I thought about posting all of my non-published blogs all at once in a random conglomeration of goodness. But didn’t. They were never published for a good reason. They sucked.
Then I started thinking about Gumby. That is strange. Really strange. Right?
Not so strange. Here is why…
Fact: I am stubborn and as much as I would like to say that I am flexible…I am not (I get that from my pops). I can, however, do a back-bend, but that is about as flexible as I get. I still can’t believe I made it into the Peace Corps. They asked me over and over, “Would you consider yourself a flexible person?”. “ABSOLUTELY” I responded over and over. No really.. I sat in the Starbucks at REI and said that to my recruiter.. like 3 times. I should add Pro-Bullshitter to my resume. Editing……Done.
What does this have to do with interruptions? Good question. Well since June 14th, that’s the day that I decided to make some major changes in my life, things have gotten hairy, gnarly, and left me feeling a bit RAW. I am not going to tell you what changes I made…
1. Because you will think I am crazy
2. As much as I would like to say that I don’t care what you think… I do. Damn.
3. It’s personal and I am a classy, tactful lady. Duh : )
Equally as random and 49% unrelated… have you ever seen that show “Pinky and the Brain”? Well if not you aren’t missing much, but if you have you know what I am talking about. The basic rundown is the Brain is a genius, while Pinky is somewhat insane. The two mice initiate schemes for world domination, only to have them ultimately fail. Got it? What’s my deal with 80’s cartoon references? Weird.
Anyways this week I ‘decided’ to go cold turkey off of coffee (worst sentence structure ever. whatever.). Hmm well I only somewhat decided. You see after going an entire day without caffeine (due to the fact I slept most of the day), I got this
grand idiotic idea to kick the good ole coffee habit. In an effort of further self-improvement (world domination) and to insure my teeth wouldn’t fall out in two years, I geared up to tackle my habit…cough cough addiction. I am PINKY…clearly not the Brain in this scheme of self-improvement/world domination.
I’m INSANE. Literally and figuratively. Figuratively because I love coffee and the sense of community it represents. I mean seriously people I want to open a coffee shop with my pops and call it “Like Father, Like Daughter” GENIUS RIGHT?! (he hasn’t jumped on board yet, but a girl can dream). But seriously… I freaking love coffee.
Literally I felt like I was going insane this week/ I completely lost it at about 8:30 pm tonight. I couldn’t sort out if it was sleep deprivation from my graveyard shifts or coffee withdrawals. Well it is safe to say that my insanity stemmed mostly from caffeine withdrawals.
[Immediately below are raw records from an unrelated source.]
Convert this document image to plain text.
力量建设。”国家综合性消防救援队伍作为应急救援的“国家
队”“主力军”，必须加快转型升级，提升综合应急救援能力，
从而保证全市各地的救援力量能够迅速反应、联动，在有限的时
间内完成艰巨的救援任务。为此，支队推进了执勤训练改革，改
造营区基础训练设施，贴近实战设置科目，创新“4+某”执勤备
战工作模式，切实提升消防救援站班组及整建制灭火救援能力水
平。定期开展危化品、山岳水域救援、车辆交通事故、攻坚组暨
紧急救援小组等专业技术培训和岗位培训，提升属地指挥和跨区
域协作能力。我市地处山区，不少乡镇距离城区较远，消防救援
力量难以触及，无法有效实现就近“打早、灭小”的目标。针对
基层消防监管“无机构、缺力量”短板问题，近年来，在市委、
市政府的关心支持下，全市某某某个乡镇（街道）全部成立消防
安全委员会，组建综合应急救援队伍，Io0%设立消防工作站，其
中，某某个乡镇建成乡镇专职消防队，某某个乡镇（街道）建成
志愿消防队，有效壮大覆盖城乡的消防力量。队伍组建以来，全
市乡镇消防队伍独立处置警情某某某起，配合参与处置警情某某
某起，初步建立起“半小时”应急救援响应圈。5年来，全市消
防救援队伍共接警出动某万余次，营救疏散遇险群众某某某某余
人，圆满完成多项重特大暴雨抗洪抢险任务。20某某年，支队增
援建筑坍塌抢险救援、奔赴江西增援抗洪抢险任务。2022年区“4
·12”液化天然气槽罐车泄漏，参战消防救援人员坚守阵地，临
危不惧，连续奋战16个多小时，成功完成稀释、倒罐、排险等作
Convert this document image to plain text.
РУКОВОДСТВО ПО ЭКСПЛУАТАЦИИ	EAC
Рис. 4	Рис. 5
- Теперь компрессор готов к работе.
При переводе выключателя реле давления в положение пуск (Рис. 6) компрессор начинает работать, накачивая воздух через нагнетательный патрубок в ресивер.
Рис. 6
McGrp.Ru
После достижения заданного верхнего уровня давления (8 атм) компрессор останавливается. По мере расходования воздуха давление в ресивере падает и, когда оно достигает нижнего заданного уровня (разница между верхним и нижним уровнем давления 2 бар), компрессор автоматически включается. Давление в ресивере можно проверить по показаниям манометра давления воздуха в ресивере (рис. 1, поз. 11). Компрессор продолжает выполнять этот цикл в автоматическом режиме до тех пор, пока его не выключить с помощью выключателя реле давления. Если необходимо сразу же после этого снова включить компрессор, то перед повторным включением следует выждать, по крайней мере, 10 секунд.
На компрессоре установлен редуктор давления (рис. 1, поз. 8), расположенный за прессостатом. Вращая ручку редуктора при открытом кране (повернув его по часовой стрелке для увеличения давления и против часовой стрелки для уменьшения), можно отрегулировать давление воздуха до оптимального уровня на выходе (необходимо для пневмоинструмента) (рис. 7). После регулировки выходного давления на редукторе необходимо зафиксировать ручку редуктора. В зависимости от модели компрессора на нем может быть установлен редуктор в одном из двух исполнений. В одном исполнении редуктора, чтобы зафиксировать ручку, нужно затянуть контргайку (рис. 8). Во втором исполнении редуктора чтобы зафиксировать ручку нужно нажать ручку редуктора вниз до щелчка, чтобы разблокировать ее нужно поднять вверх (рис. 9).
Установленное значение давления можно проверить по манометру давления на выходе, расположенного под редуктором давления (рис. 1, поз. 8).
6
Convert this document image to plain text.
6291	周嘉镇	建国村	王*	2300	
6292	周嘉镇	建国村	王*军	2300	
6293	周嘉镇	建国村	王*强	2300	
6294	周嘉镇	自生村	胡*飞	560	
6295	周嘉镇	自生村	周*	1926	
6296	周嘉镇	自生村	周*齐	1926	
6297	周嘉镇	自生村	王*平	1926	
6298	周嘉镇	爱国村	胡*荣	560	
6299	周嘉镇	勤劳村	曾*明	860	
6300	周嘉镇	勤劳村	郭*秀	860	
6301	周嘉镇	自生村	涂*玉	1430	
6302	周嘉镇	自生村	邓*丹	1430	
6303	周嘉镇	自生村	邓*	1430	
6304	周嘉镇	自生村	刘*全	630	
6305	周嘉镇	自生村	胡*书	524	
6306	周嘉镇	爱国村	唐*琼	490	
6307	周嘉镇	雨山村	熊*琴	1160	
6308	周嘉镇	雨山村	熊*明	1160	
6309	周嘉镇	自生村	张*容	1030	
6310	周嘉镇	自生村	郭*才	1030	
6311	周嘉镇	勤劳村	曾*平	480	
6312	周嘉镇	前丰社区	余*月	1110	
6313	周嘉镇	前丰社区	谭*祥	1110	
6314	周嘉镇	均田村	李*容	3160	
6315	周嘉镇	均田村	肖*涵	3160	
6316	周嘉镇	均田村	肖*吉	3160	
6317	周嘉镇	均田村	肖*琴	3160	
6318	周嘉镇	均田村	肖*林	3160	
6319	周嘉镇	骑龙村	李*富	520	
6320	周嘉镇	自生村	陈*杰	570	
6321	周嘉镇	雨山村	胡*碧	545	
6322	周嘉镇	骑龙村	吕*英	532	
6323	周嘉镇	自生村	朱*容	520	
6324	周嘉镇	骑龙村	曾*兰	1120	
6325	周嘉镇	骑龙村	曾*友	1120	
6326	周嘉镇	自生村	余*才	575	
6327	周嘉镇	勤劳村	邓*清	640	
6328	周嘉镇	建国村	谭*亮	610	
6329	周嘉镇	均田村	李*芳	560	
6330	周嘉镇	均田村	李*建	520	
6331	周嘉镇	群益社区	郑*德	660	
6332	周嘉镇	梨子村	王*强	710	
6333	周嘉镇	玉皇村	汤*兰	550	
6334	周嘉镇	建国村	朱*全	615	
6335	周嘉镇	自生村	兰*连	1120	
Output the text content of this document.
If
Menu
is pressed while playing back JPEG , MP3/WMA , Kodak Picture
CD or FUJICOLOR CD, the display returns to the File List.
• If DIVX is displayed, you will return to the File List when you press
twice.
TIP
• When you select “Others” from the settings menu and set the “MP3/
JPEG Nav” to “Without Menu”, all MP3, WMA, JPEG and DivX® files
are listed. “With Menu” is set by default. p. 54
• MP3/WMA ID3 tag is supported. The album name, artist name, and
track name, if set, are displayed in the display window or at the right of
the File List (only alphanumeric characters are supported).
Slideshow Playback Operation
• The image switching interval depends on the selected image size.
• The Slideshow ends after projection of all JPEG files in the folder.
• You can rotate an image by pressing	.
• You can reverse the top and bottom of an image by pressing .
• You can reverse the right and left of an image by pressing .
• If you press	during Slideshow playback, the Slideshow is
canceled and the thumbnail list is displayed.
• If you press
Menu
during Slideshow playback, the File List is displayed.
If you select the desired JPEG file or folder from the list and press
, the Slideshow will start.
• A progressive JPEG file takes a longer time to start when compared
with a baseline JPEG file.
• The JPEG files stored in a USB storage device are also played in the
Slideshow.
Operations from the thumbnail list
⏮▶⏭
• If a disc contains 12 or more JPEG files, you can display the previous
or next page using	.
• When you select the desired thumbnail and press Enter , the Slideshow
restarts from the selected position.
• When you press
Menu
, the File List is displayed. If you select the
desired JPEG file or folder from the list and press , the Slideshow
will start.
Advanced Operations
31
Symptoms googled/ experienced:
1.) Headache: OMG non-stop.
2.) Sleepiness: all day everyday since Tuesday
3.) Irritability: haha. yep. Sorry if you experienced some of my road rage/or just rage : )
4.) Lethargy: went to the grocery store only because I literally had a can of tuna to eat… I bought carrots and left. Got home and went straight to sleep…again
5.) Depression: oooo the scary D word. Crying for no apparent reason. Check
6.) Flu-like symptoms: Yep.
I could go on, but I will spare you the details. Moment of clarity came tonight around 8:30 when my dad said, “Schanell go buy a coffee, and enjoy life.” Check. I ordered a large Almond Milk Latte and got some dark chocolate.
I felt better almost immediately. : ) Minus I have a stomach ache from excessive chocolate consumption.
What I learned…
1.) Total world domination/self-improvement cannot happen in one week. Extend some grace to yourself. Give yourself a break. You are awesome.
2.) Learn to take things as they come.
3.) Enjoy the simple things in life.
4.) Listen to your parents. They know what’s best for you.
Thanks for reading.
Now who wants to get some coffee with me?!?!?!?